Elle voit juste : plus d’une quarantaine de personnes lui répondent. Tous ont voyagé avec Air Algérie entre le 6 et le 7 avril 2019. Tous souffrent des mêmes symptômes : fièvres, crampes abdominales, vomissements, diarrhées…
Quand d’autres préfèrent en rester là, Inès Anane réussit à convaincre une dizaine d’entre eux de mener une action en justice contre la compagnie aérienne algérienne. Une décision qu’Inès Anane ne regrette pas aujourd’hui.
« Je suis heureuse que justice nous ait été rendue, réagit auprès du Courrier de l’Atlas Inès Anane. Car ce jour-là, j’ai vraiment cru que j’allais mourir. Nous avons tenté de joindre plusieurs fois Air Algérie pour obtenir des explications. En vain. Au lieu de nous aider à comprendre, nous avons obtenu du silence, c’est-à-dire du mépris. Quand la justice fait son travail, ça donne de l’espoir pour la suite », s’est-elle félicitée.
Le 20 décembre dernier, l’avocat des parties civiles Maitre Schuller avait rappelé que les plaignants ne se connaissaient pas entre eux, ce qui excluait de fait qu’ils auraient pu manger ensemble avant. Un argument qui a convaincu la Cour qui précise dans son jugement que « dès lors, au vu du grand nombre de personnes affectées, du fait qu’elles sont étrangères les unes par rapport aux autres, de la simultanéité de l’apparition des symptômes et de l’identité des bacilles détectés, le tribunal conclut au fait que les plaignantes démontrent l’existence d’un faisceau d’indices suffisant pour faire d’une intoxication liée aux plateaux-repas de Air Algérie l’hypothèse de loin la plus vraisemblable à l’apparition de leurs maux ».
La Cour a rappelé que pour les demandeurs qui ont pu faire réaliser des analyses médicales, la même bactérie a été systématiquement retrouvée dans leurs organismes : à savoir la salmonella enteritidis. Pour le tribunal, il ne s’agit donc pas d’un hasard, comme l’avait laissé entendre l’avocat d’Air Algérie, à l’audience du 20 décembre dernier.

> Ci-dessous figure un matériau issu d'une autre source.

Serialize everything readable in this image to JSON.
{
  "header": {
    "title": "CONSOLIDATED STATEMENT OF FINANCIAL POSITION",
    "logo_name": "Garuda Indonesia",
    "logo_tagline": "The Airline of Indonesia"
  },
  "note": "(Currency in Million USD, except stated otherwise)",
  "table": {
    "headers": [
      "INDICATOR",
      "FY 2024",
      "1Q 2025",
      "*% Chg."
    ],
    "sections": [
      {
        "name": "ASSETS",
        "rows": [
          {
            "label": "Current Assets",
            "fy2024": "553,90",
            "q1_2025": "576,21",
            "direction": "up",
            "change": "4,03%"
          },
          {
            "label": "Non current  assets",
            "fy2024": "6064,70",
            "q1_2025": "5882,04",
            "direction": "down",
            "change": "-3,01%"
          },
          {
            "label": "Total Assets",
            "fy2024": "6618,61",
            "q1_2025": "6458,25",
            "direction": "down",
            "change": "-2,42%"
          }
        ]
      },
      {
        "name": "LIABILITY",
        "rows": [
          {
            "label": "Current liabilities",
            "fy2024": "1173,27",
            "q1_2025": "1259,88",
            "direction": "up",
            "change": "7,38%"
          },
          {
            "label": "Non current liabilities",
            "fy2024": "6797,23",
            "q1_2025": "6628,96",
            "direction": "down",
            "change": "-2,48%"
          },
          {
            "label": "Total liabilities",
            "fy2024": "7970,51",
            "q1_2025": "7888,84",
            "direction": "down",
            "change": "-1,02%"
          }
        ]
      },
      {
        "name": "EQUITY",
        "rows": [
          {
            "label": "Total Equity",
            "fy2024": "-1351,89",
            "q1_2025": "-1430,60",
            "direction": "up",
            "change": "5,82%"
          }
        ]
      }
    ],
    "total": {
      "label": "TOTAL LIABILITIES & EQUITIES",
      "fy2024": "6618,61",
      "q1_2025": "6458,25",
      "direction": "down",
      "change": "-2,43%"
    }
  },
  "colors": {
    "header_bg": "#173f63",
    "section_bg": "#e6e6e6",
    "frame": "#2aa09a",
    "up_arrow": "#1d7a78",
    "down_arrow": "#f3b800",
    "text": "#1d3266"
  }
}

Le conseil de la compagnie aérienne rejetant la responsabilité de l’intoxication alimentaire, arguant que « l’origine de l’infection était toujours inconnue ». Pour le transporteur aérien, comme l’immense majorité des passagers de ce jour-là n’était pas tombée malade, Air Algérie ne pouvait être tenue responsable de ces intoxications alimentaires.
2 817 plateaux repas auraient été fournis à bord des vols Air Algérie qui ont opéré le 6 avril 2019 à travers le monde.
Des explications peu crédibles donc pour la Cour qui a reproché à Air Algérie de n’avoir produit aucune pièce qui « viendrait combattre le faisceau d’indices constitué par les demandeurs, de sorte que la preuve du lien causal entre l’apparition des symptômes et la consommation des plateaux-repas servis par la Compagnie Air Algérie le 6 avril 2019 est rapportée ».
Air Algérie a un mois pour faire appel.